The Supermono class is for prototype four stroke, single cylinder racing motorcycles with no restriction on design, construction and permitted modifications. Just about anything goes as long as its got one cylinder with a maximum engine capacity of 800cc and a minimum weight of 95kg. We do have a safety requirement, that the bike has a chainguard and an engine undertray capable of retaining the engine fluids.
The formula has led to many great innovative and creative solutions being developed (some successful…others definitely and terminally not!) to the challenge of producing more power in a lightweight frame. It is therefore not without justification that this has been described as an engineer’s class.

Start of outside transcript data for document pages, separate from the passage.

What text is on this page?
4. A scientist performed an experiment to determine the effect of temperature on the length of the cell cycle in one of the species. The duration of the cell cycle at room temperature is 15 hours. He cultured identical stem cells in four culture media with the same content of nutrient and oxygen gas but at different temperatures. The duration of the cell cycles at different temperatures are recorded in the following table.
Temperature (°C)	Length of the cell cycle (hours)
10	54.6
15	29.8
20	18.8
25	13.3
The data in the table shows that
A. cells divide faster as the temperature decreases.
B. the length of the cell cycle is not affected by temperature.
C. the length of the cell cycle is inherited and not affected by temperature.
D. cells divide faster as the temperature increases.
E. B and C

The light and nimble frames originate from the UK, Germany, Italy, Holland and Japan and sport famous names such as Tigcraft, Spondon, Harris, BMR, Ducati, Nico Bakker and Over. They were joined in 2000 by a new name, GRC, designed and built by Gary Cotterell, one of the classes most successful engineers and competitors.
Some pretty impressive characters cut their teeth (or should that be scuffed their leathers?) in Supermono. Thomas Korner was 1994 European Champion, Vittoriano Guareschi was 1995 Italian Champion where he was preceeded by Roberto Teneggi, plus Mauro Lucchiari and Pier Francesco Chili still hold lap records at Misano and Mugello respectively. Last but not least, Britain’s Scott Smart, a former national 250 champion, 500 GP rider and current British Superbike front runner won his first international race on a Tigcraft Yamaha.
As far as engines go, there are a whole host to choose from. In 1996 & ’97 Yamaha power and the Over team ruled the roost, in 1998 Katja Poensgen steered the very trick Suzuki based BMR to victory and in 1999 Per Olov Ogeborn’s Rotax powered UNO GDM was unbeatable despite strong challenges from BMW powered Tigcrafts. In 2000 Britain’s Spencer Cook took Slipstream Tuning’s works Muz to the title and in 2001 it was the GRC Pami-BMW with Steve Marlow on board that took the title for Team James.
It is however an excellent training ground for top four stroke riders of the future and indeed the only class outside of Moto GP where riders can experiment with four stroke chassis set – up outside the constraints of restrictive production class rules.
There are very few purpose built factory bikes (the exceptions being the Ducati Supermono and the MuZ) and few of the racers are derived from a road bike. The class is therefore a refreshing change from the proliferating production classes aimed at promoting manufacturer’s customer products. This fact however has meant that the class has had to be self – financing through its competitors with limited factory involvement.
Variety is the spice if life in this class and over recent seasons the minimum weight of the class was reduced to 95kg to allow the introduction of the new generation Minimono’s using the latest 450cc motorcross engines in 125 size frames. They have enjoyed some success, not just at the tight and twisty circuits and these type of machines are attracting a lot of younger riders to the class.
The Supermono class is one of the few classes of motorcycle racing that is attracting full grids at present. With the emergence of the prototype Moto GP class and the similarities with this it is growing in popularity with riders, engineers and spectators throughout Europe.